What is raspberry pulp? Do I make it at home or buy it? Thank you

  • Posted by: KKool
  • December 21, 2012
  • 6305 views
  • 6 Comments

6 Comments

SeaJambon December 21, 2012
KKool - in that case, I don't think it is the type of "pulp" I described, and would go with a strained puree like Pegeen suggested. The pulp I described is very dry, so I don't see it as a good replacement for cream -- but a thick juice (like a strained puree) would seem a better choice. Good luck!! Raspberry and chocolate are one of my favorite combinations! Let us know if it works. :)
 
HalfPint December 21, 2012
I'm worried that the raspberry puree is going to make the chocolate seize.
 
KKool December 21, 2012
Sea-Jambon, I am trying to make a chocolate ganache but instead of cream use a raspberry pulp- a suggestion for a filling for chocolate pralines...
 
SeaJambon December 21, 2012
Fruit pulp is typically the leftover -- well, pulp -- after juice has been extracted (say to make jelly).
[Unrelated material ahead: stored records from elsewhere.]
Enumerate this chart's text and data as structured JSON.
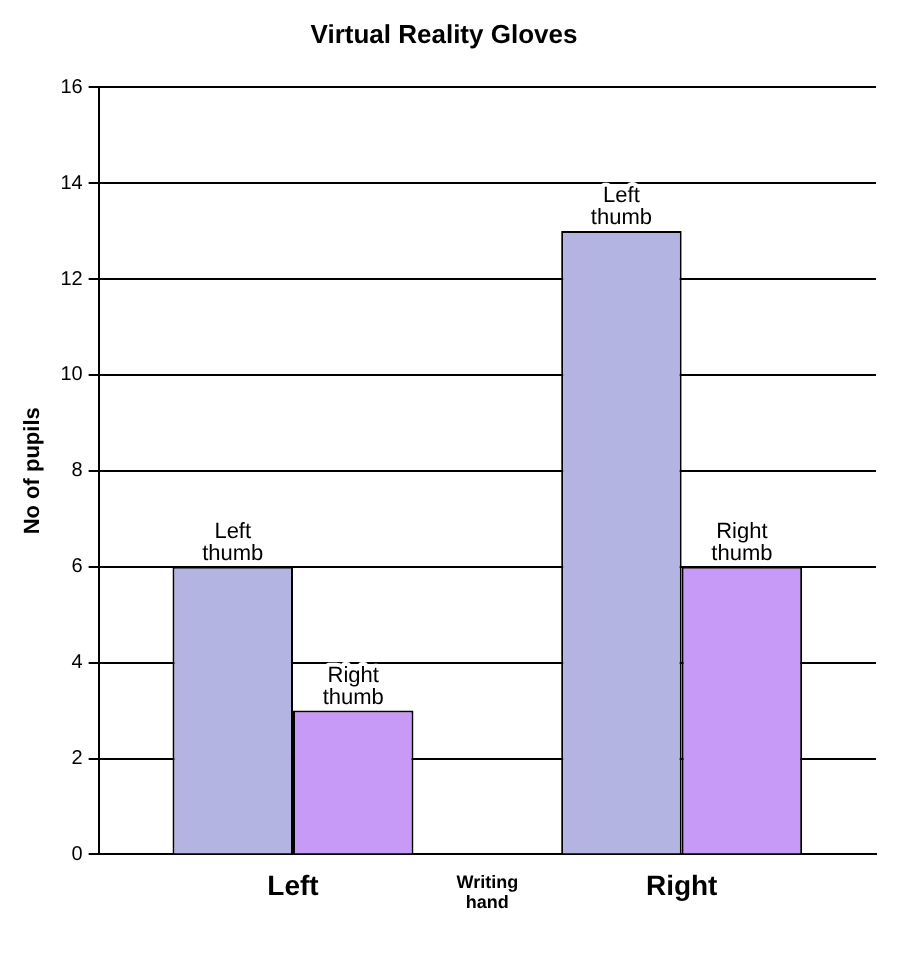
{
  "chart_data": {
    "type": "bar",
    "title": "Virtual Reality Gloves",
    "xlabel": "Writing hand",
    "ylabel": "No of pupils",
    "categories": [
      "Left",
      "Right"
    ],
    "series": [
      {
        "name": "Left thumb",
        "color": "#b4b4e2",
        "values": [
          6,
          13
        ]
      },
      {
        "name": "Right thumb",
        "color": "#c89af8",
        "values": [
          3,
          6
        ]
      }
    ],
    "ylim": [
      0,
      16
    ],
    "yticks": [
      0,
      2,
      4,
      6,
      8,
      10,
      12,
      14,
      16
    ],
    "grid": "y"
  }
}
It is different and dryer than a puree or other full fruit blended product. If the fruit is a berry, it also typically includes the seeds.

I made a fair amount of jelly, so have quite a bit of pulp that needs a good use. KKook -- I'm very curious how the pulp is intended to be used? Do you have a recipe?
 
Pegeen December 21, 2012
To add to Kenzi's comment, assuming you'll puree the raspberries in a food processor or blender, a nice thing is to remove the seeds. After pureeing, pour raspberries into a wire mesh strainer over a bowl. Use a spatula or wooden spoon to scrape the puree through the mesh, which will separate the seeds from the puree. (Do it slowly, it will take a little while.) Depending on how much you're making, you may need to rinse the strainer if it gets clogged.
 
Kenzi W. December 21, 2012
What is the recipe you're following? The term is a little odd, but I'd imagine that refers to just a raspberry puree (which frozen raspberries would be great for).